Property curbs good for S'pore banks: Moody's

Riverfront Residences' show-flat in Hougang drew a large crowd last Thursday night, hours before new property cooling measures kicked in on Friday. Ratings agency Moody's expects the measures to reduce the risk of a property price bubble, future pric
Riverfront Residences' show-flat in Hougang drew a large crowd last Thursday night, hours before new property cooling measures kicked in on Friday.
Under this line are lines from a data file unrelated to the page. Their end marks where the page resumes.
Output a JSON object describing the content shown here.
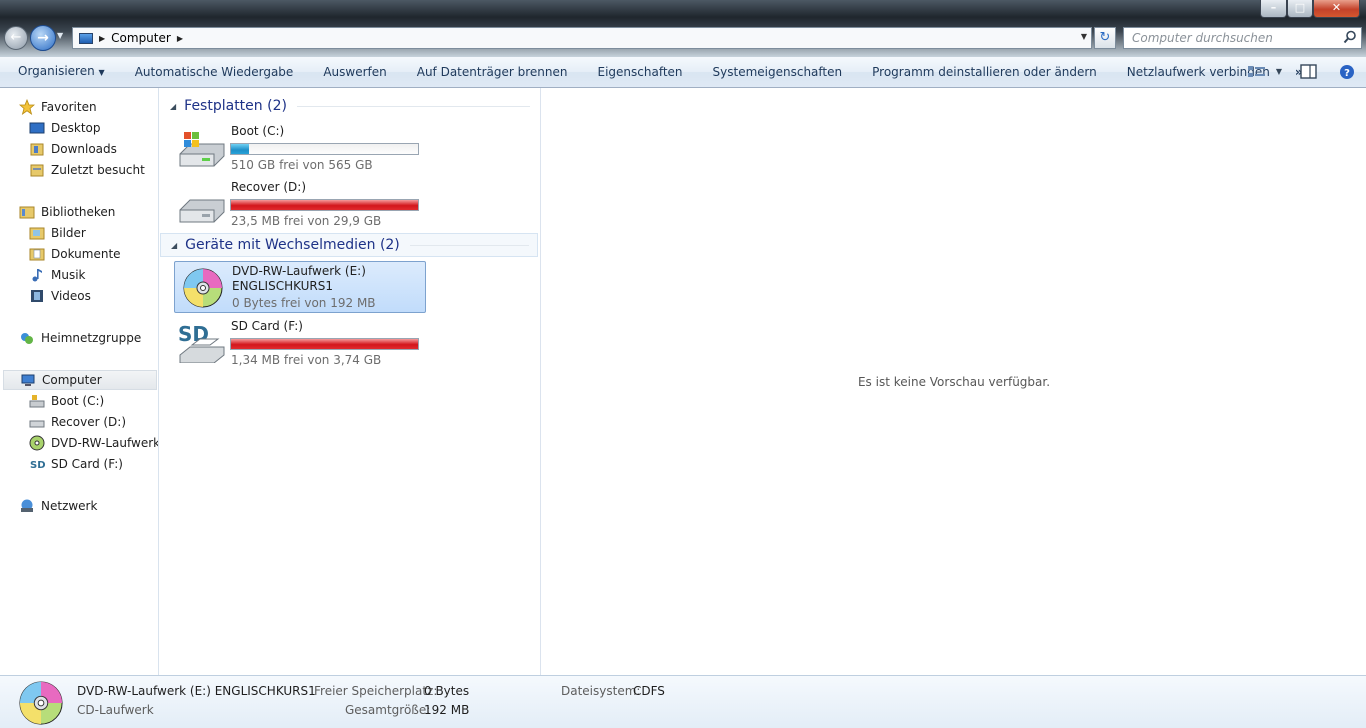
{
  "address": {
    "location": "Computer"
  },
  "search": {
    "placeholder": "Computer durchsuchen"
  },
  "toolbar": {
    "items": [
      "Organisieren",
      "Automatische Wiedergabe",
      "Auswerfen",
      "Auf Datenträger brennen",
      "Eigenschaften",
      "Systemeigenschaften",
      "Programm deinstallieren oder ändern",
      "Netzlaufwerk verbinden"
    ],
    "more": "»"
  },
  "nav": {
    "favorites": "Favoriten",
    "desktop": "Desktop",
    "downloads": "Downloads",
    "recent": "Zuletzt besucht",
    "libraries": "Bibliotheken",
    "pictures": "Bilder",
    "documents": "Dokumente",
    "music": "Musik",
    "videos": "Videos",
    "homegroup": "Heimnetzgruppe",
    "computer": "Computer",
    "boot": "Boot (C:)",
    "recover": "Recover (D:)",
    "dvd": "DVD-RW-Laufwerk (",
    "sd": "SD Card (F:)",
    "network": "Netzwerk"
  },
  "groups": {
    "hdd": "Festplatten (2)",
    "removable": "Geräte mit Wechselmedien (2)"
  },
  "drives": {
    "boot": {
      "name": "Boot (C:)",
      "free": "510 GB frei von 565 GB",
      "used_fraction": 0.097
    },
    "recover": {
      "name": "Recover (D:)",
      "free": "23,5 MB frei von 29,9 GB",
      "used_fraction": 0.999
    },
    "dvd": {
      "name": "DVD-RW-Laufwerk (E:)",
      "label": "ENGLISCHKURS1",
      "free": "0 Bytes frei von 192 MB"
    },
    "sd": {
      "name": "SD Card (F:)",
      "free": "1,34 MB frei von 3,74 GB",
      "used_fraction": 0.999
    }
  },
  "preview": {
    "message": "Es ist keine Vorschau verfügbar."
  },
  "details": {
    "title": "DVD-RW-Laufwerk (E:) ENGLISCHKURS1",
    "type": "CD-Laufwerk",
    "free_label": "Freier Speicherplatz:",
    "free_value": "0 Bytes",
    "total_label": "Gesamtgröße:",
    "total_value": "192 MB",
    "fs_label": "Dateisystem:",
    "fs_value": "CDFS"
  },
  "colors": {
    "accent_blue": "#1e3287",
    "bar_blue": "#1e8fc8",
    "bar_red": "#d3161c"
  }
}
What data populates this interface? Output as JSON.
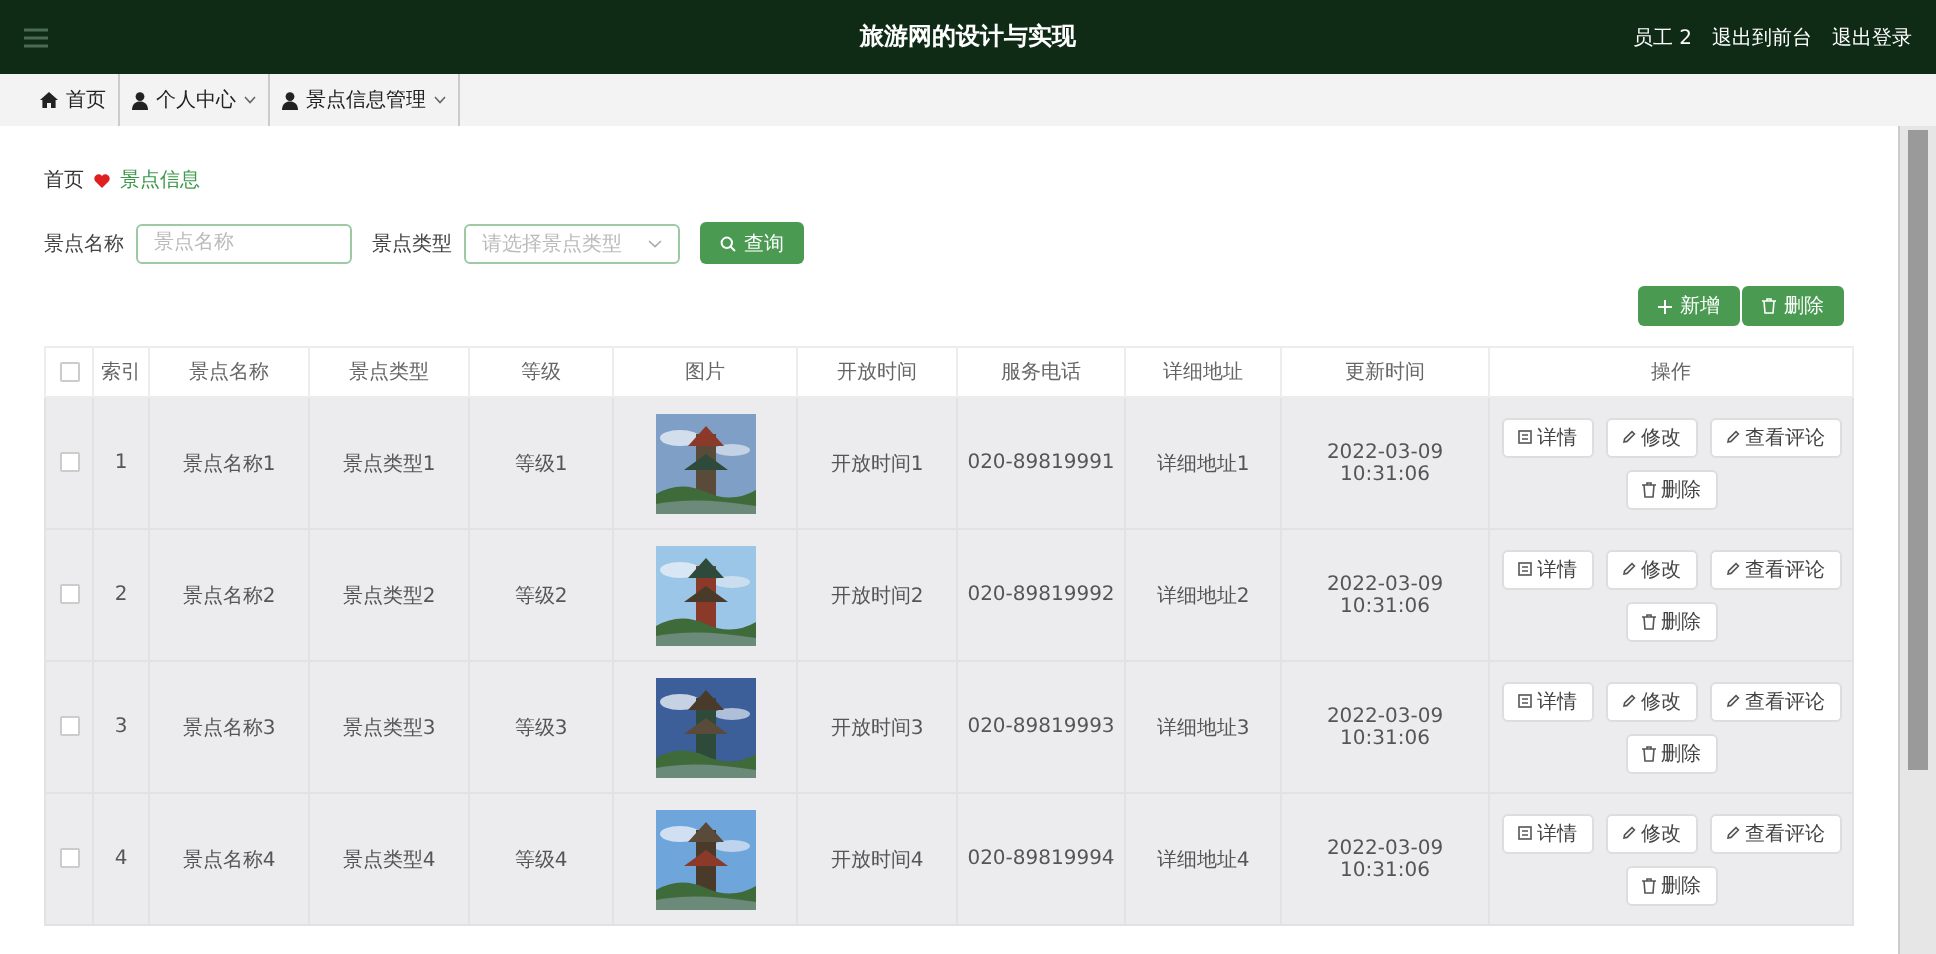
{
  "topbar": {
    "title": "旅游网的设计与实现",
    "user": "员工 2",
    "links": [
      "退出到前台",
      "退出登录"
    ]
  },
  "nav": [
    {
      "label": "首页",
      "kind": "home",
      "dropdown": false
    },
    {
      "label": "个人中心",
      "kind": "user",
      "dropdown": true
    },
    {
      "label": "景点信息管理",
      "kind": "user",
      "dropdown": true
    }
  ],
  "breadcrumb": [
    "首页",
    "景点信息"
  ],
  "search": {
    "fields": [
      {
        "label": "景点名称",
        "kind": "input",
        "placeholder": "景点名称"
      },
      {
        "label": "景点类型",
        "kind": "select",
        "placeholder": "请选择景点类型"
      }
    ],
    "button": "查询"
  },
  "toolbar": [
    {
      "label": "新增",
      "kind": "add"
    },
    {
      "label": "删除",
      "kind": "delete"
    }
  ],
  "table": {
    "select_all": {
      "checked": false
    },
    "columns": [
      "索引",
      "景点名称",
      "景点类型",
      "等级",
      "图片",
      "开放时间",
      "服务电话",
      "详细地址",
      "更新时间",
      "操作"
    ],
    "rows": [
      {
        "checked": false,
        "cells": [
          "1",
          "景点名称1",
          "景点类型1",
          "等级1",
          {
            "kind": "picture"
          },
          "开放时间1",
          "020-89819991",
          "详细地址1",
          "2022-03-09 10:31:06"
        ],
        "actions": [
          {
            "label": "详情",
            "kind": "detail"
          },
          {
            "label": "修改",
            "kind": "edit"
          },
          {
            "label": "查看评论",
            "kind": "edit"
          },
          {
            "label": "删除",
            "kind": "delete"
          }
        ]
      },
      {
        "checked": false,
        "cells": [
          "2",
          "景点名称2",
          "景点类型2",
          "等级2",
          {
            "kind": "picture"
          },
          "开放时间2",
          "020-89819992",
          "详细地址2",
          "2022-03-09 10:31:06"
        ],
        "actions": [
          {
            "label": "详情",
            "kind": "detail"
          },
          {
            "label": "修改",
            "kind": "edit"
          },
          {
            "label": "查看评论",
            "kind": "edit"
          },
          {
            "label": "删除",
            "kind": "delete"
          }
        ]
      },
      {
        "checked": false,
        "cells": [
          "3",
          "景点名称3",
          "景点类型3",
          "等级3",
          {
            "kind": "picture"
          },
          "开放时间3",
          "020-89819993",
          "详细地址3",
          "2022-03-09 10:31:06"
        ],
        "actions": [
          {
            "label": "详情",
            "kind": "detail"
          },
          {
            "label": "修改",
            "kind": "edit"
          },
          {
            "label": "查看评论",
            "kind": "edit"
          },
          {
            "label": "删除",
            "kind": "delete"
          }
        ]
      },
      {
        "checked": false,
        "cells": [
          "4",
          "景点名称4",
          "景点类型4",
          "等级4",
          {
            "kind": "picture"
          },
          "开放时间4",
          "020-89819994",
          "详细地址4",
          "2022-03-09 10:31:06"
        ],
        "actions": [
          {
            "label": "详情",
            "kind": "detail"
          },
          {
            "label": "修改",
            "kind": "edit"
          },
          {
            "label": "查看评论",
            "kind": "edit"
          },
          {
            "label": "删除",
            "kind": "delete"
          }
        ]
      }
    ]
  }
}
Ratings agency Moody's expects the measures to reduce the risk of a property price bubble, future price shocks and losses from mortgage loans.ST PHOTO: NG SOR LUAN

Singapore banks are expected to benefit from property cooling measures that kicked in last Friday, as these will reduce speculative demand for residential property and increase banks' buffers "if and when property prices fall significantly", ratings agency Moody's said yesterday.
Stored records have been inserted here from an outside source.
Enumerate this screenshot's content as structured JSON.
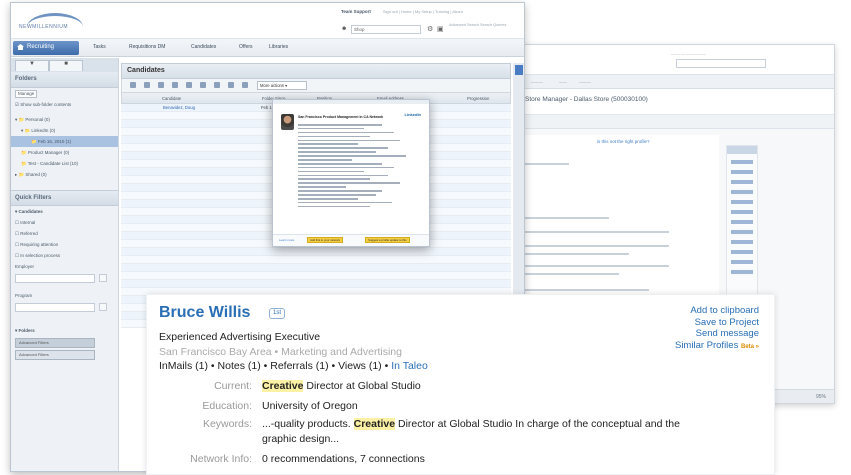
{
  "back_window": {
    "title": "Store Manager - Dallas Store (500030100)",
    "profile_link": "is this not the right profile?",
    "status_zoom": "95%"
  },
  "front_window": {
    "logo_text": "NEWMILLENNIUM",
    "team_support": "Team Support",
    "top_links": "Sign out | Home | My Setup | Training | About",
    "group_select": "Shop",
    "search_hint": "Advanced Search\nSearch Queries",
    "nav": {
      "active": "Recruiting",
      "items": [
        "Tasks",
        "Requisitions DM",
        "Candidates",
        "Offers",
        "Libraries"
      ]
    },
    "left_panel": {
      "folders_title": "Folders",
      "manage": "Manage",
      "show_subfolder": "Show sub-folder contents",
      "tree": [
        {
          "label": "Personal (0)",
          "selected": false,
          "indent": 0
        },
        {
          "label": "LinkedIn (0)",
          "selected": false,
          "indent": 1
        },
        {
          "label": "Feb 16, 2010 (1)",
          "selected": true,
          "indent": 2
        },
        {
          "label": "Product Manager (0)",
          "selected": false,
          "indent": 1
        },
        {
          "label": "Test - Candidate List (10)",
          "selected": false,
          "indent": 1
        },
        {
          "label": "Shared (0)",
          "selected": false,
          "indent": 0
        }
      ],
      "quick_filters_title": "Quick Filters",
      "filters_heading": "Candidates",
      "filters": [
        "Internal",
        "Referred",
        "Requiring attention",
        "In selection process"
      ],
      "employer_label": "Employer",
      "program_label": "Program",
      "folders_heading": "Folders",
      "advanced_button": "Advanced Filters",
      "advanced_label": "Advanced Filters"
    },
    "main": {
      "title": "Candidates",
      "more_actions": "More actions",
      "columns": [
        "Candidate",
        "Folder Since",
        "Position",
        "Email Address",
        "Progression"
      ],
      "first_row": {
        "name": "Benavidez, Doug",
        "date": "Feb 16"
      }
    },
    "popup": {
      "headline": "San Francisco Product Management in CA Network",
      "brand": "LinkedIn",
      "footer_link": "Learn more",
      "button_a": "Add this to your network",
      "button_b": "Suggest a profile update to this"
    }
  },
  "profile_card": {
    "name": "Bruce Willis",
    "badge": "1st",
    "headline": "Experienced Advertising Executive",
    "location_line": "San Francisco Bay Area • Marketing and Advertising",
    "stats": {
      "inmails": "InMails (1)",
      "notes": "Notes (1)",
      "referrals": "Referrals (1)",
      "views": "Views (1)",
      "taleo": "In Taleo",
      "sep": " • "
    },
    "actions": {
      "clipboard": "Add to clipboard",
      "project": "Save to Project",
      "message": "Send message",
      "similar": "Similar Profiles",
      "beta": "Beta »"
    },
    "current_label": "Current:",
    "current_highlight": "Creative",
    "current_rest": " Director at Global Studio",
    "education_label": "Education:",
    "education_value": "University of Oregon",
    "keywords_label": "Keywords:",
    "keywords_pre": "...-quality products. ",
    "keywords_highlight": "Creative",
    "keywords_post": " Director at Global Studio In charge of the conceptual and the",
    "keywords_line2": "graphic design...",
    "network_label": "Network Info:",
    "network_value": "0 recommendations, 7 connections"
  }
}
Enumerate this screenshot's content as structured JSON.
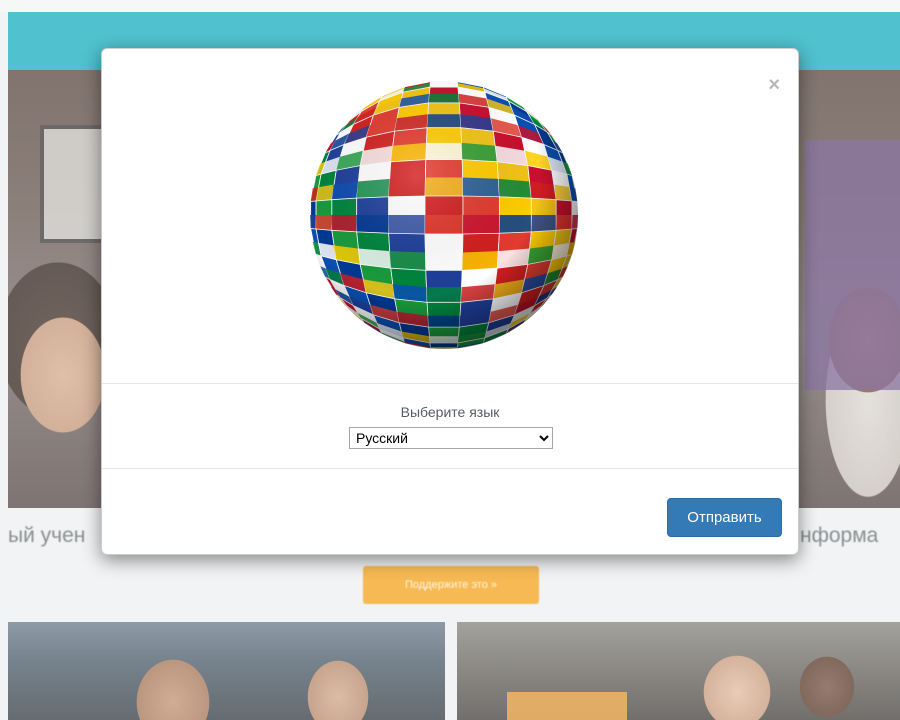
{
  "background": {
    "text_left": "ый учен",
    "text_right": "нформа",
    "orange_button_label": "Поддержите это »"
  },
  "modal": {
    "close_label": "×",
    "prompt": "Выберите язык",
    "language_selected": "Русский",
    "submit_label": "Отправить",
    "globe_icon": "flags-globe-icon"
  },
  "colors": {
    "navbar": "#1fb0c0",
    "primary_button": "#337ab7",
    "orange_button": "#f5a623"
  }
}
The measures, which include higher additional buyer's stamp duty rates and tighter loan-to-value (LTV) limits, reduce the risk of a property price bubble, future price shocks and losses from mortgage loans, which is credit positive for Singapore's banks, it added.
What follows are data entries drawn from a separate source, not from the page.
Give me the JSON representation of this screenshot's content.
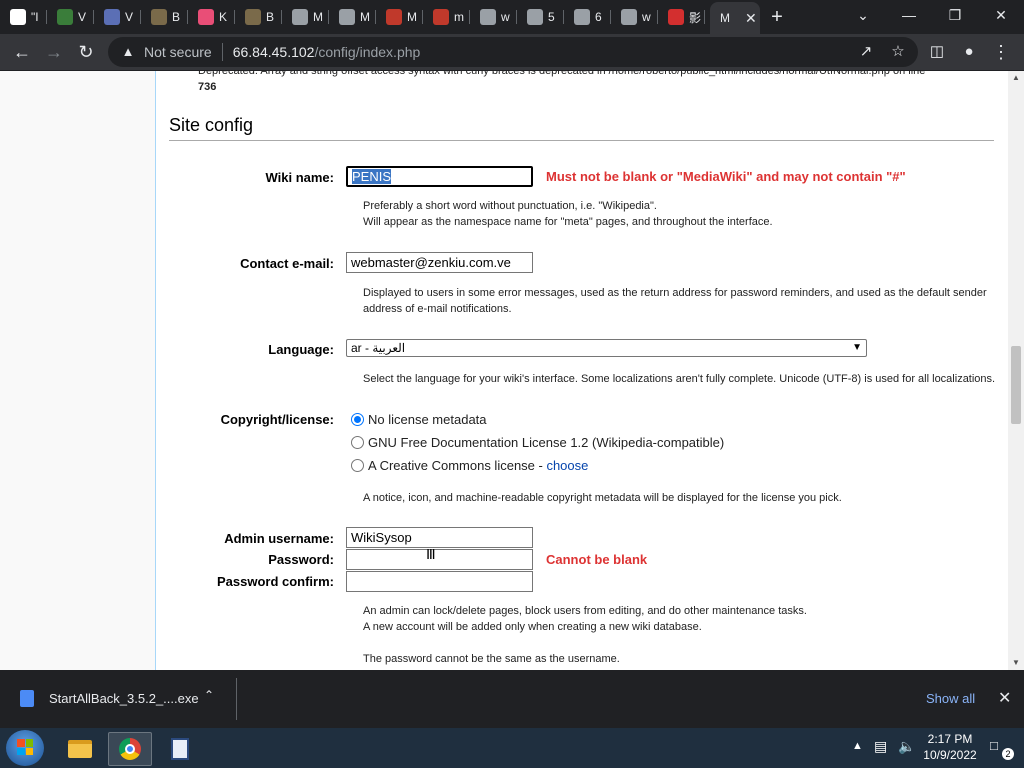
{
  "tabs": [
    {
      "letter": "\"I",
      "color": "#ffffff"
    },
    {
      "letter": "V",
      "color": "#3a7d3a"
    },
    {
      "letter": "V",
      "color": "#5b6fb5"
    },
    {
      "letter": "B",
      "color": "#7a6a4a"
    },
    {
      "letter": "K",
      "color": "#e94e77"
    },
    {
      "letter": "B",
      "color": "#7a6a4a"
    },
    {
      "letter": "M",
      "color": "#9aa0a6"
    },
    {
      "letter": "M",
      "color": "#9aa0a6"
    },
    {
      "letter": "M",
      "color": "#c0392b"
    },
    {
      "letter": "m",
      "color": "#c0392b"
    },
    {
      "letter": "w",
      "color": "#9aa0a6"
    },
    {
      "letter": "5",
      "color": "#9aa0a6"
    },
    {
      "letter": "6",
      "color": "#9aa0a6"
    },
    {
      "letter": "w",
      "color": "#9aa0a6"
    },
    {
      "letter": "影",
      "color": "#d32f2f"
    }
  ],
  "active_tab": {
    "label": "M",
    "close": "✕"
  },
  "browser": {
    "not_secure": "Not secure",
    "url_host": "66.84.45.102",
    "url_path": "/config/index.php",
    "new_tab": "+"
  },
  "page": {
    "deprecated_line1": "Deprecated: Array and string offset access syntax with curly braces is deprecated in /home/roberto/public_html/includes/normal/UtfNormal.php on line",
    "deprecated_line2": "736",
    "section_title": "Site config",
    "wiki_name_label": "Wiki name:",
    "wiki_name_value": "PENIS",
    "wiki_name_error": "Must not be blank or \"MediaWiki\" and may not contain \"#\"",
    "wiki_name_help1": "Preferably a short word without punctuation, i.e. \"Wikipedia\".",
    "wiki_name_help2": "Will appear as the namespace name for \"meta\" pages, and throughout the interface.",
    "contact_label": "Contact e-mail:",
    "contact_value": "webmaster@zenkiu.com.ve",
    "contact_help1": "Displayed to users in some error messages, used as the return address for password reminders, and used as the default sender",
    "contact_help2": "address of e-mail notifications.",
    "language_label": "Language:",
    "language_value": "ar - العربية",
    "language_help": "Select the language for your wiki's interface. Some localizations aren't fully complete. Unicode (UTF-8) is used for all localizations.",
    "copyright_label": "Copyright/license:",
    "license_options": [
      {
        "label": "No license metadata",
        "selected": true
      },
      {
        "label": "GNU Free Documentation License 1.2 (Wikipedia-compatible)",
        "selected": false
      },
      {
        "label": "A Creative Commons license - ",
        "link": "choose",
        "selected": false
      }
    ],
    "license_help": "A notice, icon, and machine-readable copyright metadata will be displayed for the license you pick.",
    "admin_label": "Admin username:",
    "admin_value": "WikiSysop",
    "password_label": "Password:",
    "password_error": "Cannot be blank",
    "password_confirm_label": "Password confirm:",
    "admin_help1": "An admin can lock/delete pages, block users from editing, and do other maintenance tasks.",
    "admin_help2": "A new account will be added only when creating a new wiki database.",
    "admin_help3": "The password cannot be the same as the username."
  },
  "download": {
    "filename": "StartAllBack_3.5.2_....exe",
    "show_all": "Show all"
  },
  "taskbar": {
    "time": "2:17 PM",
    "date": "10/9/2022",
    "notif_count": "2"
  }
}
"We expect that the new measures will dampen bank loans for residential property purchases and the resurgence of investment and speculative purchasing," said Moody's Investors Service senior analyst Simon Chen.

"We also expect the measures will improve banks' newly originated housing loans asset quality amid Singapore's rising interest rate environment and strong supply pipeline."

At end-March, the three large local banks - DBS Bank, OCBC Bank and United Overseas Bank (UOB) - had 42 to 50 per cent of their loan portfolio exposed to the property sector, including housing loans.

Moody's expects household loan delinquencies to remain low, because measures like the total debt-service ratio cap of 60 per cent have constrained household credit growth and excessive borrowing.

Singapore households as a whole also have a very strong net asset position that will provide an extra buffer to service their debt, with total household financial assets being more than 3.5 times household liabilities as of the end of last year.

The ratings agency also noted that Singapore's system-wide non-performing loan ratio for mortgages was 0.4 per cent as of the end of last year, with banks having a low average mortgage LTV ratio of 53 per cent.

Fewer than 5 per cent of mortgages have LTV ratios exceeding 80 per cent, and banks in Singapore have not been allowed to offer housing loans at such high LTV ratios since 2013.

Bank shares rose yesterday, with DBS leading the way on a 1.4 per cent gain to $25.71. UOB ended 0.9 per cent higher at $26.51, and OCBC was up 0.6 per cent at $11.31.